Arrivando alle mie dimensioni non è esattamente così. Comunque il mio corpo non ha una forma definita. Se… se tu mi vedessi, avresti l’impressione di vedere una delle vostre amebe. Inoltre sono piccolo in confronto a voi, per quanto il mio corpo contenga un numero di cellule infinitamente superiore a quelle del vostro.
«Perché non ti fai vedere? E si può sapere dove sei?»
Il Cacciatore evitò di rispondere.
Essendo così piccoli e di struttura così fluida, continuò a spiegare, troviamo spesso impossibile e pericoloso viaggiare e lavorare da soli, perciò abbiamo preso l’abitudine di farci trasportare da creature più forti, non con il significato che date voi a questo verbo, ma vivendo proprio dentro i loro corpi. Possiamo farlo senza recare loro alcun danno, perché adattiamo la nostra forma allo spazio a disposizione, e inoltre ci rendiamo utili distruggendo i germi di malattie e altri organismi non bene accetti, così la creatura gode di una salute migliore di quella che in realtà le è destinata.
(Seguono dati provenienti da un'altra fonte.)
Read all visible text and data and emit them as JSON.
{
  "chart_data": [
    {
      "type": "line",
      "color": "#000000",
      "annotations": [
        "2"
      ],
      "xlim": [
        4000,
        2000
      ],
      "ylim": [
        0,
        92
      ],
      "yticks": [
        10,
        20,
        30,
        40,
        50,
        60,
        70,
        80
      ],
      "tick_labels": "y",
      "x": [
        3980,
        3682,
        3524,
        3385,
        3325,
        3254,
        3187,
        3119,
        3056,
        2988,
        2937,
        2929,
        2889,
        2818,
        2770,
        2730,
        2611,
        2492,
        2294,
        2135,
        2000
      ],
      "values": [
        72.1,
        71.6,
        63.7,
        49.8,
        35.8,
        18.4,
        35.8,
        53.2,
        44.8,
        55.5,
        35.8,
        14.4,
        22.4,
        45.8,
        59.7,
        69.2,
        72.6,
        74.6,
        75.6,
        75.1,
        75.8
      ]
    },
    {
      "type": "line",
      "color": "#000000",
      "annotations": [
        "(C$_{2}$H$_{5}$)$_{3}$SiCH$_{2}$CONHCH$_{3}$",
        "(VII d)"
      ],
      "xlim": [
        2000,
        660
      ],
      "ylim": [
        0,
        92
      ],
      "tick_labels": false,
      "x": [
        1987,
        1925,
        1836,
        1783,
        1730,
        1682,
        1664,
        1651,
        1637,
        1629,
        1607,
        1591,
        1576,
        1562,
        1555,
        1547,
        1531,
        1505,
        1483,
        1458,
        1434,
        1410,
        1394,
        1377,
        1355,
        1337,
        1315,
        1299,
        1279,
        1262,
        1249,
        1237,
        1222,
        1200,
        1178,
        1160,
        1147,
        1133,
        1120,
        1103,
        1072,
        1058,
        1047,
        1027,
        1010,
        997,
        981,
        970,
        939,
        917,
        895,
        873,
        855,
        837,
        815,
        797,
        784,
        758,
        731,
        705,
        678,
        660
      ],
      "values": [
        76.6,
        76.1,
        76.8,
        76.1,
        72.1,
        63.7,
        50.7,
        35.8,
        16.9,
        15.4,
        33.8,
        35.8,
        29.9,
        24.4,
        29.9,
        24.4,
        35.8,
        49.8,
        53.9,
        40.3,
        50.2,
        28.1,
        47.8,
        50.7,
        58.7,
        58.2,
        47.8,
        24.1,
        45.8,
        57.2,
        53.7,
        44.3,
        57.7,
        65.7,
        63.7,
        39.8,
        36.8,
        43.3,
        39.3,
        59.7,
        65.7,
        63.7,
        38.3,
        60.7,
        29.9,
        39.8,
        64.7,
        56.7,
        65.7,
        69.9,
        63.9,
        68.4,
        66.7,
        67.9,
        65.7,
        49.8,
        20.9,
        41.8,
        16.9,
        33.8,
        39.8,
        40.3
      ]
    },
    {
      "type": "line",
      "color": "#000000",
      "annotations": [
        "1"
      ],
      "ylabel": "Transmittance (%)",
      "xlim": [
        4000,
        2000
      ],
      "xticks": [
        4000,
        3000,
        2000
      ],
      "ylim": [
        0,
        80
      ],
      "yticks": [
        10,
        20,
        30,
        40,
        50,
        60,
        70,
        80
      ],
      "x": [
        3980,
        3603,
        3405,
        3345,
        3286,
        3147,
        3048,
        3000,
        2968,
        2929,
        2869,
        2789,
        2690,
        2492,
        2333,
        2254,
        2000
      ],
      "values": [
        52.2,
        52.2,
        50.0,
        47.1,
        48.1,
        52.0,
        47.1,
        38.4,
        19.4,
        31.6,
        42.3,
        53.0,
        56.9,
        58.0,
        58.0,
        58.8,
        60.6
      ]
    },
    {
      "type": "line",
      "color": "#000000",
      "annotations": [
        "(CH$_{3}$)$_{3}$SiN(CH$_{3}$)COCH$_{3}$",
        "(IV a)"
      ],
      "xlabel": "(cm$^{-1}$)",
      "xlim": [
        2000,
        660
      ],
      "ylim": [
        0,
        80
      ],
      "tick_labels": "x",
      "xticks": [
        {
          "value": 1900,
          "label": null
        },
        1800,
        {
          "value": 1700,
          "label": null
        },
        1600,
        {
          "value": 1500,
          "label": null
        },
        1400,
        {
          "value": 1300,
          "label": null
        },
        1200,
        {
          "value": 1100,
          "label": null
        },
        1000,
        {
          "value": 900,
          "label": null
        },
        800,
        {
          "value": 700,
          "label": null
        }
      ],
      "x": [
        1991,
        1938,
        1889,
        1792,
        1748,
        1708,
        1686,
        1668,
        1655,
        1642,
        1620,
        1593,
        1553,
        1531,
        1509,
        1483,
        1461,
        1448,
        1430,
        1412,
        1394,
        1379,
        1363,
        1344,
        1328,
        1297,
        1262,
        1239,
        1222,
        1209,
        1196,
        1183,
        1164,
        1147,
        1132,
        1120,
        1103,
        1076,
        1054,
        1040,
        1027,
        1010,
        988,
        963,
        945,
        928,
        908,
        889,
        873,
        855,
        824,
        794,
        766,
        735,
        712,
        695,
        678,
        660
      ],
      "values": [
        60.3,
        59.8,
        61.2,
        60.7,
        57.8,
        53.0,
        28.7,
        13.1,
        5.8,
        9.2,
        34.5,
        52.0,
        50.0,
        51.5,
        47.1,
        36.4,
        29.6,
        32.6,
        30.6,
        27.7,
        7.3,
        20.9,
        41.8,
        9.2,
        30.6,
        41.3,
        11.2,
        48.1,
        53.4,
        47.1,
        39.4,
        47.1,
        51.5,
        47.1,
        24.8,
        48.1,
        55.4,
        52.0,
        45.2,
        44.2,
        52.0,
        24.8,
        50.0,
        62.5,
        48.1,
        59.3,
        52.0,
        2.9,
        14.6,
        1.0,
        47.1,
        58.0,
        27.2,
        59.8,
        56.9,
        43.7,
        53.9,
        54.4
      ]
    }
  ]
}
«È molto interessante! Ma ti è stato possibile fare lo stesso con animali di questo pianeta? Pensavo che avresti trovato troppe diversità dalle creature che conosci. Di che animale ti servi?»
La domanda portò il problema vicinissimo al punto critico. Il Cacciatore cercò di ritardare l’attimo della risposta affrontando prima la domanda precedente. Organicamente le differenze non sono molte da… Non continuò perché nel cervello di Bob c’era stata una folgorazione.
«Aspetta un momento!» disse il ragazzo. «Aspetta… un… momento…» Bob scattò in piedi. «Hai detto prima che con farti trasportare intendi vivere dentro chi ti trasporta! Allora i disturbi che ho avuto ieri sera… Eri tu che tenevi chiuso il taglio del braccio! Perché a un certo punto l’hai lasciato andare?»